Consider $\triangle ABC$ with a point $D \in BC$. If $\triangle ABD \sim \triangle ADC$ in ratio $\frac {1}{\sqrt3}$. Find the angles of $ABC$
My try
Well, the first thing i saw is if $ABD$ and $ADC$ are similar, then if i'm not wrong, $AD$ is the angle bisector of $ABC$, because $\angle$DAC =$\angle$BAD so i played with the similarity ratio and put $x$ and $y$ to some lengths.
My Measurements
Ex:$\vartriangle$$ABD$ $\sim$ $\vartriangle$$ADC$
then $$\frac{AB}{AD}=\frac{BD}{DC}=\frac{AD}{AC}=\frac{1}{\sqrt3}$$
Let $AB=x$
$$\frac{x}{AD}=\frac{1}{\sqrt3}$$
$$x\sqrt3=AD$$
I did this with all the sides of the triangles, then i applied Angle bisector theorem with the measures and i ended with $\sqrt 3=3$ (obviously a wrong equality).

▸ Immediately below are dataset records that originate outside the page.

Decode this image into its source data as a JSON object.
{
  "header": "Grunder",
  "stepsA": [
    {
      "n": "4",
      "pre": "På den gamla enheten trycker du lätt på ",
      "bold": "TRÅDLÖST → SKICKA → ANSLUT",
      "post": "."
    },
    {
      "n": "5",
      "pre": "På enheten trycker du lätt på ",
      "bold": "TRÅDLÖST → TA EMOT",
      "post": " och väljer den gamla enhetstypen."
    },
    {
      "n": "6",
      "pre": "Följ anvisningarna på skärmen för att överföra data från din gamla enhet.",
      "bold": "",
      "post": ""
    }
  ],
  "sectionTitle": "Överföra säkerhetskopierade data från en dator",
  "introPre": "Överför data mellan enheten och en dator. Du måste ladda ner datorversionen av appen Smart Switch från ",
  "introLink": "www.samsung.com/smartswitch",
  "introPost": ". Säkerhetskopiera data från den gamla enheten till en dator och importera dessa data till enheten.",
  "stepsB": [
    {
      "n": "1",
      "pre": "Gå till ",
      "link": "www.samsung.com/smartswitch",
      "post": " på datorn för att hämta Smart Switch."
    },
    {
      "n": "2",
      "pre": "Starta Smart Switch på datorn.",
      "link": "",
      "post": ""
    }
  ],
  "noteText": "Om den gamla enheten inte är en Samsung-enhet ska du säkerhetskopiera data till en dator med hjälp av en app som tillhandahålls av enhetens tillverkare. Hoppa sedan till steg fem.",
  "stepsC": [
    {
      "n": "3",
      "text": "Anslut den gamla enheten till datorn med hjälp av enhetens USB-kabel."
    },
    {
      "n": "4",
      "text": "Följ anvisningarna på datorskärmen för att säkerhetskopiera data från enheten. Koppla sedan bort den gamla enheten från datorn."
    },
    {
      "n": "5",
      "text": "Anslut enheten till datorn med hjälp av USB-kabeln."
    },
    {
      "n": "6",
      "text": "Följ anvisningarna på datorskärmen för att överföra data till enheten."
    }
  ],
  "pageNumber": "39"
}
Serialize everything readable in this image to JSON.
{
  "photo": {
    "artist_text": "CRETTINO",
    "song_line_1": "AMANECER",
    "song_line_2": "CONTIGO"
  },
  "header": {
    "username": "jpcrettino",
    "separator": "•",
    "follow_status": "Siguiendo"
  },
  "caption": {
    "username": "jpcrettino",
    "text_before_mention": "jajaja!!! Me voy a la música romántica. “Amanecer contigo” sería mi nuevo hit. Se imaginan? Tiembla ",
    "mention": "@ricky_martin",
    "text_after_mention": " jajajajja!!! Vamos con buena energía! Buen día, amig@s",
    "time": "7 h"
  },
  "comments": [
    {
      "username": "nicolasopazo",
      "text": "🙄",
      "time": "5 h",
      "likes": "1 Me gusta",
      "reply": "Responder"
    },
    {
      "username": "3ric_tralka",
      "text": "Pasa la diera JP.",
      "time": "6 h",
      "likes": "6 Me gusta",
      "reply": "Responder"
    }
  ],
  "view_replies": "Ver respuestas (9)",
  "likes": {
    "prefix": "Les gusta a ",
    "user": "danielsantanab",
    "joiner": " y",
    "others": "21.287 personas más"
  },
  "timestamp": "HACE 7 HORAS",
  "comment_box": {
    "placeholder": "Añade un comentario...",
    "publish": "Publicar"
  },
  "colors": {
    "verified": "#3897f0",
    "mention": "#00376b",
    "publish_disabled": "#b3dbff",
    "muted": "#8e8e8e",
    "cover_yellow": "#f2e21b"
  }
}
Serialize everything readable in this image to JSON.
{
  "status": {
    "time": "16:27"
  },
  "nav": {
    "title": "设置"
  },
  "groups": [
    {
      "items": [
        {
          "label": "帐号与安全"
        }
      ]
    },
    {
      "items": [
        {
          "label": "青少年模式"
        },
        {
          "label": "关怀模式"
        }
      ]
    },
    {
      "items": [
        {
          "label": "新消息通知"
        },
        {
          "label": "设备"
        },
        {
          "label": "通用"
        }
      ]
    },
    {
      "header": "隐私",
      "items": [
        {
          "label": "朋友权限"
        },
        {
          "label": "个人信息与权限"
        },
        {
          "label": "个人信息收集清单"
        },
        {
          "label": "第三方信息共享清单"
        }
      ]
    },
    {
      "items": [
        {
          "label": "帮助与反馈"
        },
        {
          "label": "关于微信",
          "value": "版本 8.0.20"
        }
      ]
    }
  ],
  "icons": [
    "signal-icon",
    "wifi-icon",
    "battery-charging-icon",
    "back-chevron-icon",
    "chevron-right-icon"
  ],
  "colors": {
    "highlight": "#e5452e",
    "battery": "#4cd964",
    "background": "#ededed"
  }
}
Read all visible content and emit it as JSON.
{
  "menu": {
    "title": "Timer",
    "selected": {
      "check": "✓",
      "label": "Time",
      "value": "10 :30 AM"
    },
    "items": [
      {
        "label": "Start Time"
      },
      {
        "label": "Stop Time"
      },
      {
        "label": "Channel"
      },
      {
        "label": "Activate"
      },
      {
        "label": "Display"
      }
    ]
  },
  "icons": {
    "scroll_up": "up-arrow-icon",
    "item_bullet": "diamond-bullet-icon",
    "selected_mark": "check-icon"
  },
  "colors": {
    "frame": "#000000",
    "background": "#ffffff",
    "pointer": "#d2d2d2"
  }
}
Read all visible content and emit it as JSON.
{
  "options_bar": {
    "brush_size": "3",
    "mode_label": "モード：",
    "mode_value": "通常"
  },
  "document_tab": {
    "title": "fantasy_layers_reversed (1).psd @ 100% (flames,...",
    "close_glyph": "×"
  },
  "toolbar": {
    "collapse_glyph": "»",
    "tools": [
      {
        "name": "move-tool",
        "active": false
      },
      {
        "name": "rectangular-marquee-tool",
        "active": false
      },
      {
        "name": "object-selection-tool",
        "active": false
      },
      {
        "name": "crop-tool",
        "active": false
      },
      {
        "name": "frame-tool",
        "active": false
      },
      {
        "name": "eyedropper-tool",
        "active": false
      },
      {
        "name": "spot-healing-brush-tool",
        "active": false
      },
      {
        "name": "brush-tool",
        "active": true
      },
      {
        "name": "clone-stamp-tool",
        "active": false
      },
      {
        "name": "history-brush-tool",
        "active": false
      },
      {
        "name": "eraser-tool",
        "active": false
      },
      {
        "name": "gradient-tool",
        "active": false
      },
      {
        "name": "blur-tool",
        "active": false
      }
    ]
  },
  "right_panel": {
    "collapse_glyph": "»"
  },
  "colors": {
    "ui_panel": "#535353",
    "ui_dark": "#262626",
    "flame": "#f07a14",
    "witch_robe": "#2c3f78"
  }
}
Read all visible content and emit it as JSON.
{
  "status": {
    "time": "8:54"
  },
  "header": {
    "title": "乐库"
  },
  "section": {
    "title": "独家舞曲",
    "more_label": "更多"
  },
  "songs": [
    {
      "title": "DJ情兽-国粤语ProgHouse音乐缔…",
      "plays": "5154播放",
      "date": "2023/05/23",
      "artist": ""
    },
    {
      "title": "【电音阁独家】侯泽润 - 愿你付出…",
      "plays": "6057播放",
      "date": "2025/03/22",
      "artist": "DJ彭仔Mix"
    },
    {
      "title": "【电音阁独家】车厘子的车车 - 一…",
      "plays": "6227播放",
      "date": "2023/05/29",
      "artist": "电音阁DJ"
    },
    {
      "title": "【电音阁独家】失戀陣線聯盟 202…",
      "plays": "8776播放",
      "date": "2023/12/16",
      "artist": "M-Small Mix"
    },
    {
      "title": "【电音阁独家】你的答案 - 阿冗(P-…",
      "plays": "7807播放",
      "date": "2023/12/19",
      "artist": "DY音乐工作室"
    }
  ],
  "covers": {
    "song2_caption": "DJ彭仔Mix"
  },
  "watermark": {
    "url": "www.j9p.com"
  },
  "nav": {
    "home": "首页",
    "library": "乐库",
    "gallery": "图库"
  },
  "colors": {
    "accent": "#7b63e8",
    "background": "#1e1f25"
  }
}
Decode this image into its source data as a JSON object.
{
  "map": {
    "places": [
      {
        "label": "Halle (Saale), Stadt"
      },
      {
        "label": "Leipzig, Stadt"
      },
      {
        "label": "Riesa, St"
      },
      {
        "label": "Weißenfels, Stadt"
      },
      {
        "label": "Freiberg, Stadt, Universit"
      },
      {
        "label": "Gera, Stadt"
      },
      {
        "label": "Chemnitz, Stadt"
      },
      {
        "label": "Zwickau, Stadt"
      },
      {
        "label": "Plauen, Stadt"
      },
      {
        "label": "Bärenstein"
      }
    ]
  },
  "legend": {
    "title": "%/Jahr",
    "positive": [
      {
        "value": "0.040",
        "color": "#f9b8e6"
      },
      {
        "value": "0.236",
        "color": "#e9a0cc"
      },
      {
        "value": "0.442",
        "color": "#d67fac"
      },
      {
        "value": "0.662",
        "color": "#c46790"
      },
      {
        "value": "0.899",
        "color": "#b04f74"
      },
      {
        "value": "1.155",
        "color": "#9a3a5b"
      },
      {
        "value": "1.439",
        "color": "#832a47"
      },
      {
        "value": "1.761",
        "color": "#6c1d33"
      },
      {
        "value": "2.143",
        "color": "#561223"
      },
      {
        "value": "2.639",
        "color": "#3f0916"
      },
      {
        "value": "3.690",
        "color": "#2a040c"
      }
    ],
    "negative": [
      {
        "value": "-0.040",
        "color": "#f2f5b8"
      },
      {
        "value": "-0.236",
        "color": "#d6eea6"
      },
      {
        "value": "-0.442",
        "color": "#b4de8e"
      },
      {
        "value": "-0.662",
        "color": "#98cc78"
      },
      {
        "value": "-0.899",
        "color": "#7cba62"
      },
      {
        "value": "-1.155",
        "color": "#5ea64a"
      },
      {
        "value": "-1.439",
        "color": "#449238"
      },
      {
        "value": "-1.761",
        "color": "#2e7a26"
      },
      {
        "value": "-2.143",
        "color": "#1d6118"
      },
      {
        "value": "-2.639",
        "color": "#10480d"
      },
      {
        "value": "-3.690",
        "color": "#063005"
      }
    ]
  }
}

Sorry for not putting all my calculations here, but i think it doesn't matter because they are wrong.
I think my mistake is in the use of the ratios. Are my approaches good and i just put bad the ratios, or i missed something? any hints?
No trigonometry allowed
We should notice that there is a unique triangle that satisfies these conditions. For example if we try to take $\angle ABC > 90^\circ$, then we cannot have $\triangle ABD \sim \triangle ADC$ because $\angle ADC = \angle ABD + \angle BAD$.
If we try to take $\triangle ABC$ acute, then if $AD$ is not altitude of $\triangle ABC$, then either $\angle ADC > 90^\circ$ or $\angle ADB > 90^\circ$. For both cases, one of $\triangle ABD$ and $\triangle ADC$ is acute while the other one is wide-angle triangle. If $AD$ is altitude, for acute $\triangle ABC$, we can satisfy $\triangle ABD \sim \triangle ADC$ with $\angle BAD = \angle DAC$ but clearly, this gives us the ratio $1$, which is not we want.
Therefore, the triangle we seek is a special one where $\angle BAC = 90^\circ$. After that, if we place the angles as the following in order to have a ratio different than $1$, we can see that $\triangle ABC$ is $30^\circ-60^\circ-90^\circ$ triangle (WLOG, we can take $|AD| = 1$ and find the corresponding lengths with respect to $|AD|$).